Structured AI · Founding Engineer.
Fourteen weeks of agent infrastructure, sandboxed runtimes, an iOS app, and durable chat — all in production.
Joined at the founding-engineering stage with a clear mandate: ship the agent infrastructure, the iOS client, and the deploy pipeline that production needed. Most of the engineering decisions had compound constraints — enterprise compliance, cross-platform parity, deploy speed — that rewarded engineers who could move fast across the stack.
Fourteen weeks of velocity: 1,035 commits, ~74/week median, peak week of 145. The work spanned backend (FastAPI + Postgres + Redis + gRPC bridge), agent loop (LangGraph + Claude with on-demand tool loading), code execution (in-house sandbox built for Zero Data Retention compliance), iOS / iPadOS client from zero, and CI work cutting staging deploys to under seven minutes.
Most architectural detail beyond the public timeline is NDA-bound. The deeper version is available in 1:1 conversation under appropriate scope.
In-house sandbox over hosted PTC
Anthropic's hosted Programmatic Tool Calling doesn't support Zero Data Retention, and enterprise clients required ZDR. Built a request-interception layer that handles PTC traffic locally — untrusted code runs in a hardened in-house pod (JSON-RPC over child subprocess, AST validation, bubblewrap + seccomp); customer data wipes immediately and never reaches the model provider.
Multi-vendor agent (Claude reasoning + Gemini vision)
Anthropic Claude drives the reasoning loop; Google Gemini Vision is delegated for high-resolution document inspection through a multi-tile rendering pipeline that yields significantly higher effective resolution than naive full-page rendering. Different providers, different strengths — the agent uses each where it wins.
Synthesis over framework adoption
Built three prior agents on LangGraph Deep Agents, raw LangGraph nodes, and Anthropic's Claude Code SDK loop. None hit the bar. The shipped agent is a synthesis: takes the strongest pattern from each (prefetch-backed tools and server-side compaction, workspace + execute model, minimal-tool philosophy, adaptive thinking) and strips out every line of framework overhead.
Modular agent loop with on-demand tool loading and persistent skill / memory injection. Cache-friendly via Anthropic's ephemeral cache_control directive — the right primitive for cost-sensitive long-context agents.
Construction drawings are 36×24-inch sheets — naive full-page rendering loses critical detail. Multi-tile rendering yields significantly higher effective resolution at the same per-tile cost. Multi-vendor design where each provider plays its strength.
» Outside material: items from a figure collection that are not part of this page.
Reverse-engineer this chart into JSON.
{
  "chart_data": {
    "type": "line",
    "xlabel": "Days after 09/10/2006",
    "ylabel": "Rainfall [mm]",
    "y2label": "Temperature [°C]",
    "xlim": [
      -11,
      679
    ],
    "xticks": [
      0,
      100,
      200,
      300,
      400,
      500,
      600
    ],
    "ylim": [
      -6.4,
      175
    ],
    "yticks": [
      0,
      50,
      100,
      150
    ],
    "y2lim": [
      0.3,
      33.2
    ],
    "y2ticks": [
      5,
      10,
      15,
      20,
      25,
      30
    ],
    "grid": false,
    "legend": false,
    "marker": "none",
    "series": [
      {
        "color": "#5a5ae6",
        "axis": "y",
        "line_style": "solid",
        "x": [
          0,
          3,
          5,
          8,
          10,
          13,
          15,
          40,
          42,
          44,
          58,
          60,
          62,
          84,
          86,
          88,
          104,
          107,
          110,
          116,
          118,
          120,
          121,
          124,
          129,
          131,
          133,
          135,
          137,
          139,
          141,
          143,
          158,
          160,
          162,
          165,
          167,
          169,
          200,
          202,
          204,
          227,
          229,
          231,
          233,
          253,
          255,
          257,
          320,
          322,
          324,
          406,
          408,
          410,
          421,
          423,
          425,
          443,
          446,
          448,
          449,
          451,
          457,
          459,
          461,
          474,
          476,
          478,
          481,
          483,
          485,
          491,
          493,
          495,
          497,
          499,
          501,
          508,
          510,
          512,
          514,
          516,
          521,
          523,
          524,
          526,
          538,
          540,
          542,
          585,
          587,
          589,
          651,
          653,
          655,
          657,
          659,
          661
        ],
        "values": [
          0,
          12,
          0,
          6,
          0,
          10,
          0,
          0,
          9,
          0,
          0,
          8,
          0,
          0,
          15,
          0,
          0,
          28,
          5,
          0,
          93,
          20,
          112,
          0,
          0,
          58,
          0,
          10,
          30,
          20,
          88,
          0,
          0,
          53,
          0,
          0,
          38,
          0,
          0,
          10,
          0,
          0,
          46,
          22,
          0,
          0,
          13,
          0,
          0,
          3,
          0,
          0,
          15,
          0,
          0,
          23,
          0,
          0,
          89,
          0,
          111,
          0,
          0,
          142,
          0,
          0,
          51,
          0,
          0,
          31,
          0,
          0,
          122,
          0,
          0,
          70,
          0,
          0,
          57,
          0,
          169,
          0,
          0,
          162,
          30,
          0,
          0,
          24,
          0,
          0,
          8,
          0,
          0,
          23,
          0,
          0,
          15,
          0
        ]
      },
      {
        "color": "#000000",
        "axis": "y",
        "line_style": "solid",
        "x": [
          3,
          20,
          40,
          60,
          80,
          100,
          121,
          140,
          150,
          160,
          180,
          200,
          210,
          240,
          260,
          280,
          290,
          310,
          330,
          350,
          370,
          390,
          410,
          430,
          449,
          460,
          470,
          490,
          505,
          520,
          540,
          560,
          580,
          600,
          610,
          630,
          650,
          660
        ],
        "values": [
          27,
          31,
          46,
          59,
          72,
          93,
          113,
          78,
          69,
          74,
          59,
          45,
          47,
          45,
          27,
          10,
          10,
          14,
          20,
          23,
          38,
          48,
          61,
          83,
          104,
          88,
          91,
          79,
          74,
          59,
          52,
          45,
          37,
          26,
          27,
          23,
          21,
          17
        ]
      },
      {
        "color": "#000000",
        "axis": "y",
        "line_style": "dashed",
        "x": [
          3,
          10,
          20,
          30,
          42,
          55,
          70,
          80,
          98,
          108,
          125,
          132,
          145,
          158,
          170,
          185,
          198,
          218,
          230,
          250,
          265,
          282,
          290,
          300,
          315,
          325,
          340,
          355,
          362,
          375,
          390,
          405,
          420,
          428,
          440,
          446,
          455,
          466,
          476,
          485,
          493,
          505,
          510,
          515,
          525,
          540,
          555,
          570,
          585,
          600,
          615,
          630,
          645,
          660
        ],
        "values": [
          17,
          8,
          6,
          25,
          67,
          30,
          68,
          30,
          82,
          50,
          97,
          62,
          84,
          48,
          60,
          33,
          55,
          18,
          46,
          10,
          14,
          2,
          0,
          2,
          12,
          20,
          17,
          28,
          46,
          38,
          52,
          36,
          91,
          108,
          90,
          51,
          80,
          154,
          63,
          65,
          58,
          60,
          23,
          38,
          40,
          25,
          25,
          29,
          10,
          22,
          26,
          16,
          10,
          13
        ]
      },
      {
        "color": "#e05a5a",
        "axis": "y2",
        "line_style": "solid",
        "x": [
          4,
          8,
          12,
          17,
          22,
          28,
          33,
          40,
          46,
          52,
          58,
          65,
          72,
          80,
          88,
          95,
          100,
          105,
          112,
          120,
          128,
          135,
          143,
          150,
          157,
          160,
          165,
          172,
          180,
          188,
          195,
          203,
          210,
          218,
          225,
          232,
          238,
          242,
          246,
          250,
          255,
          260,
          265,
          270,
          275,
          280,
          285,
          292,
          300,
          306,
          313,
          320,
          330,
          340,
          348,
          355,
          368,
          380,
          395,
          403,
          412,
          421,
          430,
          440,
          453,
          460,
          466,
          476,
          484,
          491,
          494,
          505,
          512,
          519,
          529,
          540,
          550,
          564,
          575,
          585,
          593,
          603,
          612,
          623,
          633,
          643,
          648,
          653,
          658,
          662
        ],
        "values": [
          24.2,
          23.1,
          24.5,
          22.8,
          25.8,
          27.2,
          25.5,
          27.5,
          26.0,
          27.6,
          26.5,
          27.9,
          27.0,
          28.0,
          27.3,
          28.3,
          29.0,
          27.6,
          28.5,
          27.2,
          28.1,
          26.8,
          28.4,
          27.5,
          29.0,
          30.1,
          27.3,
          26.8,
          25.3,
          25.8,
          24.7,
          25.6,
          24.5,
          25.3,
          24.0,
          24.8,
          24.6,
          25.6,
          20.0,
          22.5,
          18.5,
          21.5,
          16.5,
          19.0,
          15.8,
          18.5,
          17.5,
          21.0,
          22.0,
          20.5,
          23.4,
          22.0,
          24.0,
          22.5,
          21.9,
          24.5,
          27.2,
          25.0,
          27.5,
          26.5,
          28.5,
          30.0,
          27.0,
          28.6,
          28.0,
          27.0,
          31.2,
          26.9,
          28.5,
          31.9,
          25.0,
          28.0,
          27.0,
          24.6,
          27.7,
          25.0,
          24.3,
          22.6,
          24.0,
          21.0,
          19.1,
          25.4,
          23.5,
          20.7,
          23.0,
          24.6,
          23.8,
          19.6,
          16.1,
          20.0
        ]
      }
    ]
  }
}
Linux user-namespace isolation + syscall filtering + pre-execution AST static analysis. Same-class hardening as production code-execution platforms (Replit / E2B), built in-house for ZDR-compliant enterprise deployment.
Anthropic's hosted PTC doesn't support Zero Data Retention. Custom interception layer keeps execution local while preserving Claude's PTC code-quality. ZDR compliance without sacrificing model capability.
Cross-process typed RPC at scale. Protobuf schemas double as the API contract — no drift between client and server.
Chat survives network blips, pod restarts, and deploys without lost messages. Replay-on-reconnect is the modern primitive for production conversational UI.
Container-native serverless compute for the agent pod. ACR Tasks build with Blacksmith BuildKit cache. CPU-only torch + blobless wipe-guard clone cut staging deploys from 10+ min to under 7.
- →Founding-engineering velocity isn't typing speed; it's the ability to make 'good enough now, refactor next sprint' calls without stopping the line. Every week I shipped, I also paid down a known piece of debt I'd taken the prior week. Net: forward motion every Monday.
- →Multi-vendor agent design is increasingly important — single-provider lock-in is a liability for both compliance and capability. The pattern of 'reasoning model + delegated vision model' will keep generalizing.
- →The most valuable infrastructure I shipped was the CI work. Cutting staging deploys from 10+ minutes to under 7 changed how the whole team iterated.